Napoleon, Heather, and Zoe: A family that have been grieving a loss for three years and are trying to move on. They each carry some guilt and some secrets. I could take or leave Heather and Zoe, but I really liked Napoleon. He was one of my favorite characters and I wouldn’t have minded some more from him, either.

Carmel: A recently divorced mother of four. Her children are on a trip of a lifetime with her ex-husband and his new wife and she doesn’t know what to do with herself. She goes to the retreat to lose weight, even though she doesn’t really need to. I didn’t really care that much about Carmel, but she was another one I really liked how her life went in the final chapters.

Lars: An incredibly attractive divorce lawyer who is addicted to wellness retreats and is avoiding his longtime boyfriend who wants to have a baby.
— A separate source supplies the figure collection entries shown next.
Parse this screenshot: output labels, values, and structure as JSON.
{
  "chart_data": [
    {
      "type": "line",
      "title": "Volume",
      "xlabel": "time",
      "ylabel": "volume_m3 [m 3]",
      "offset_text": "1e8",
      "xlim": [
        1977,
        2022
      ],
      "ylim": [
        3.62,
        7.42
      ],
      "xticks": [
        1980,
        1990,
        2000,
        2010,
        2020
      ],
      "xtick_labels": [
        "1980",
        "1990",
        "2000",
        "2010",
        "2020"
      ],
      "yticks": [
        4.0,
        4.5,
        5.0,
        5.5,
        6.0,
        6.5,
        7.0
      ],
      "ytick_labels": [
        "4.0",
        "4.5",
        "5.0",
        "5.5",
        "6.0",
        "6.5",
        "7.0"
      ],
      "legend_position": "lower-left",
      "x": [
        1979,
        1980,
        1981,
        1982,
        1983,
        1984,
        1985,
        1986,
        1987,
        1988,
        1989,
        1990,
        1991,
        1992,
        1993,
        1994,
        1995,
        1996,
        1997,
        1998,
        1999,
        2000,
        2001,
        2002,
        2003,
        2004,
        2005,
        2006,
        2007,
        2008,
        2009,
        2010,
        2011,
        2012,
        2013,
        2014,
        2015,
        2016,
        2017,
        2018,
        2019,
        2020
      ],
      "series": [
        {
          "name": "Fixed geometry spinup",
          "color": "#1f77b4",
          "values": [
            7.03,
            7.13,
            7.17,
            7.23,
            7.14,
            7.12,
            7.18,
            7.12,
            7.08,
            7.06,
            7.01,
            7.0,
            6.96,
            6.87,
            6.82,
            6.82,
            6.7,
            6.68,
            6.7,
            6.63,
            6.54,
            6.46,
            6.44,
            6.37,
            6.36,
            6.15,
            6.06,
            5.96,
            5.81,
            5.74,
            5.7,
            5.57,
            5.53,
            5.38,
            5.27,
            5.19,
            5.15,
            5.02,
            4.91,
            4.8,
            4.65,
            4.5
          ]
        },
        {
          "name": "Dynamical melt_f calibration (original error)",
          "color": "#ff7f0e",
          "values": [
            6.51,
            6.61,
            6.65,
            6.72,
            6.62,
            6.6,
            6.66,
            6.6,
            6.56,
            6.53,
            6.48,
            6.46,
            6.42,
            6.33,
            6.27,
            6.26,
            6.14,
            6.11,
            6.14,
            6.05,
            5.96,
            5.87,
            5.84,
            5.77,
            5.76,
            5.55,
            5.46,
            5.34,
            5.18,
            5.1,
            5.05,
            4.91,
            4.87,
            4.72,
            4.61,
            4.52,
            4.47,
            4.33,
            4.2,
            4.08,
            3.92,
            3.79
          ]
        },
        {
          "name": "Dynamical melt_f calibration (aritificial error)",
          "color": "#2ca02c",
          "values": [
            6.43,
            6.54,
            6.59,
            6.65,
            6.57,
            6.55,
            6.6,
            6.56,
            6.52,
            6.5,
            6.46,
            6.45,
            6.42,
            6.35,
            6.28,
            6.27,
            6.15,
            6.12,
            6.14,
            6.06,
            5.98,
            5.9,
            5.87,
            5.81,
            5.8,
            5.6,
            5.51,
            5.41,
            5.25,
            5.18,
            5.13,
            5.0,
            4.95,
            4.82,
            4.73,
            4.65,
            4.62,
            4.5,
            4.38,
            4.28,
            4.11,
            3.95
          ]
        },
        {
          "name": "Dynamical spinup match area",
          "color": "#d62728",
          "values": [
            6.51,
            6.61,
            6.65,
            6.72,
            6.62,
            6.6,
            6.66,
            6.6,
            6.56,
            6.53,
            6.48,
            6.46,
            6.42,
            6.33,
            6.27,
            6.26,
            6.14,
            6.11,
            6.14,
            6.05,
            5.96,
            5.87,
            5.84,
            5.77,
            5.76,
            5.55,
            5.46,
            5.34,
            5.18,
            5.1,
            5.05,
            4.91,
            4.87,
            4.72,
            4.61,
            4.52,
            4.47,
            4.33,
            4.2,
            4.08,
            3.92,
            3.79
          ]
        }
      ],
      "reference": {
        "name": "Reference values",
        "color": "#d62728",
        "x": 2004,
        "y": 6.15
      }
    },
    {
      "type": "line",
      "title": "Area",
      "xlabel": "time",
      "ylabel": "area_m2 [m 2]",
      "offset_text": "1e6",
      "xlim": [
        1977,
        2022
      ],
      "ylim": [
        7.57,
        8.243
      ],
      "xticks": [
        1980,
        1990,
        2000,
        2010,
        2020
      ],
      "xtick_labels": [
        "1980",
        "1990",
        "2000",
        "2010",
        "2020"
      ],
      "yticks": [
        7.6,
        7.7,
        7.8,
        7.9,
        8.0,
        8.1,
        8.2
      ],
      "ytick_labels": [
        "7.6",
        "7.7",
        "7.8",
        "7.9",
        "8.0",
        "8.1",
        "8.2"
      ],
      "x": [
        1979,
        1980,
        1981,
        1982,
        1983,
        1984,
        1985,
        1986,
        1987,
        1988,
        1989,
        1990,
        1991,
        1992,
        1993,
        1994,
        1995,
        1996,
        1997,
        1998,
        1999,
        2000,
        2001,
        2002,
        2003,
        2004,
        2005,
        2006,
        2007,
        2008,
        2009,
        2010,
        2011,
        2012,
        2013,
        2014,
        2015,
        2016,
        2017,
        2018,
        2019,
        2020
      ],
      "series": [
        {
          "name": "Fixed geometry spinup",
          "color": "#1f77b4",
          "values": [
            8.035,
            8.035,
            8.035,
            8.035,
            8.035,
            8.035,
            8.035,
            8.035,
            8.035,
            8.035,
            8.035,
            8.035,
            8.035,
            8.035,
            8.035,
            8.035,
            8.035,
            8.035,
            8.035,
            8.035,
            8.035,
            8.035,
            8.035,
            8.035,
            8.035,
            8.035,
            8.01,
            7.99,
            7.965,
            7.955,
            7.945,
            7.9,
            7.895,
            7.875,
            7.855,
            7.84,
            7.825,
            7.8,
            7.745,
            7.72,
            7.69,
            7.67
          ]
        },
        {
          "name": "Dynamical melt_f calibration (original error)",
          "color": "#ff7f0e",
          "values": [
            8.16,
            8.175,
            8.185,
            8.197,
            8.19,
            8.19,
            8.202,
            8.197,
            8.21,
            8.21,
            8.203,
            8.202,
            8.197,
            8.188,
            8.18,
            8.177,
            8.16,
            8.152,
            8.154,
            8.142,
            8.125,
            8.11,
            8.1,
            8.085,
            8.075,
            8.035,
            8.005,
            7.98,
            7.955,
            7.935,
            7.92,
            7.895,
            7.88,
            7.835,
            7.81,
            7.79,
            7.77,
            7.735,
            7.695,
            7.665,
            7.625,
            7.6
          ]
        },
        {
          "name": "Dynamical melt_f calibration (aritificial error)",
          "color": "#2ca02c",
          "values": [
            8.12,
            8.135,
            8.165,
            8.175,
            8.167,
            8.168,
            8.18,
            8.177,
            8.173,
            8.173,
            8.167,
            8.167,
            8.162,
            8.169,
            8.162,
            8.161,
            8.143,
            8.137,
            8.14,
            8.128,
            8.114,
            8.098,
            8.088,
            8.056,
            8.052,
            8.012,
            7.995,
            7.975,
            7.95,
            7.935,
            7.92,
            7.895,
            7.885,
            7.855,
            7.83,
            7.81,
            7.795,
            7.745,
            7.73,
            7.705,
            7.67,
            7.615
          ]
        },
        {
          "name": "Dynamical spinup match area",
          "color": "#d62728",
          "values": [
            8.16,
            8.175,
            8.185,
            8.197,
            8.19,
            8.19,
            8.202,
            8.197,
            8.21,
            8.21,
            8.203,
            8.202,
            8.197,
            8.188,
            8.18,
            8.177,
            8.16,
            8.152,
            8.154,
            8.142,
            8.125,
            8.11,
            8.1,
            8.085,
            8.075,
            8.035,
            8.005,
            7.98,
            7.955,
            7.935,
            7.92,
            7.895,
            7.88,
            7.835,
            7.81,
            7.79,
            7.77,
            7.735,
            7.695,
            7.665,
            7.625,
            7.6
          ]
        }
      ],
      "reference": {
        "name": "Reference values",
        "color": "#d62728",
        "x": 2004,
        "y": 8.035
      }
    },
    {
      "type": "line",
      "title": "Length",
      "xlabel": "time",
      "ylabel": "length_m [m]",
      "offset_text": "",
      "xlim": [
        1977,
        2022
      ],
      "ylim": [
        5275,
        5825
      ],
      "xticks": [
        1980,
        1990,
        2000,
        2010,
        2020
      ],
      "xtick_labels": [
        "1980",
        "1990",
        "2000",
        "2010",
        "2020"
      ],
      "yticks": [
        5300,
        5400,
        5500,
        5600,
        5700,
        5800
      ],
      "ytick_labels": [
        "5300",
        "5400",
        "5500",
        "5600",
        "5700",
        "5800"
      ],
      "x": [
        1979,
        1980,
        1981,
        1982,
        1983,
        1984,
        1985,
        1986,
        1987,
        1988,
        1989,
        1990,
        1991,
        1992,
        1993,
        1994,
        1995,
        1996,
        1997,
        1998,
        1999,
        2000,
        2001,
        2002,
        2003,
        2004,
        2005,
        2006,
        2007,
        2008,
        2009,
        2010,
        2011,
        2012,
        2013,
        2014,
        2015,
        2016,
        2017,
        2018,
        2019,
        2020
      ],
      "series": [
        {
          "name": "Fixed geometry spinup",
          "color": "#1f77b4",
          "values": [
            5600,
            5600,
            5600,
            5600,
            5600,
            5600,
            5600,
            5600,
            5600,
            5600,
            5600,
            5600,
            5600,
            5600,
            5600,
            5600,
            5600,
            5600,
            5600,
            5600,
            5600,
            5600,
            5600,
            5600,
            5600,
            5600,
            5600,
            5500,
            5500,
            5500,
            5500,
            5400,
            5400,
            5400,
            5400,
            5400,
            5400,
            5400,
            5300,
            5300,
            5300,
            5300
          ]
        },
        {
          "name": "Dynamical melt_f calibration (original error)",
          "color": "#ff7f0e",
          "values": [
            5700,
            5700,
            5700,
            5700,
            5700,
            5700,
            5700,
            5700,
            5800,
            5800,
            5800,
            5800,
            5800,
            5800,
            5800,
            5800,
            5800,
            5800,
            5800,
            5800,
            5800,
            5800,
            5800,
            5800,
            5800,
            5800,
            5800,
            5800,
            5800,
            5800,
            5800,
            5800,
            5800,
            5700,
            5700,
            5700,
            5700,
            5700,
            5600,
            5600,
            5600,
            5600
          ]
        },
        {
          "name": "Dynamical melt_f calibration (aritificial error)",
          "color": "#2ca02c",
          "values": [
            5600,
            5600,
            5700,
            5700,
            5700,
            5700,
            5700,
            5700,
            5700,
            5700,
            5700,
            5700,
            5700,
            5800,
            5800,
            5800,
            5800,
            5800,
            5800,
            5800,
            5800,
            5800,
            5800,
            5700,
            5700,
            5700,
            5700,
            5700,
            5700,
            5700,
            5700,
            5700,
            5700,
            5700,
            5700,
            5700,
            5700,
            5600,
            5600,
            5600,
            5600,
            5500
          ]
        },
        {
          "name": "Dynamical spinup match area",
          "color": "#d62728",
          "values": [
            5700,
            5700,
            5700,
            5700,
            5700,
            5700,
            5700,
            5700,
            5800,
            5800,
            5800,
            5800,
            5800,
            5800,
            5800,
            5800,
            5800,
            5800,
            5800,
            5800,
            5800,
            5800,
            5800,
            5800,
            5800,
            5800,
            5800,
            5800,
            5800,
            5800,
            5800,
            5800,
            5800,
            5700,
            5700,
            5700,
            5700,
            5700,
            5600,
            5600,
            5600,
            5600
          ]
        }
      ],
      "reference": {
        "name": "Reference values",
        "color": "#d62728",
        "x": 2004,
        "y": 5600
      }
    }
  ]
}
Lars was pretty much exactly the type of character you would expect him to be based on that description. I liked him and felt we got just enough of his POV.

In addition to the nine perfect strangers, we also get POVs from Masha, the owner of the resort, and her employees, Yao and Delilah. Masha is kind of a brilliant psychopath. She used to be a high-powered executive until she had a major health crisis and had to make some big changes. She opened Trainquillium House to help others change their lives, as well. Or so it seems. Yao is completely devoted to Masha and the message of the resort. I really enjoyed his character arc from beginning to end and he was probably my second favorite character. We only hear from Delilah once or twice and I was fine with that. The resort was a job to her, nothing more, and she definitely hadn’t drunk the Kool Aid (or the green smoothie).

Overall, I enjoyed Nine Perfect Strangers. For awhile I was a little frustrated that it didn’t seem like anything was really happening, but once I got invested in all the characters I was able to appreciate the story for what it was. I do not think this book will be everyone’s cup of tea, but I liked it enough to tip my rating up a bit.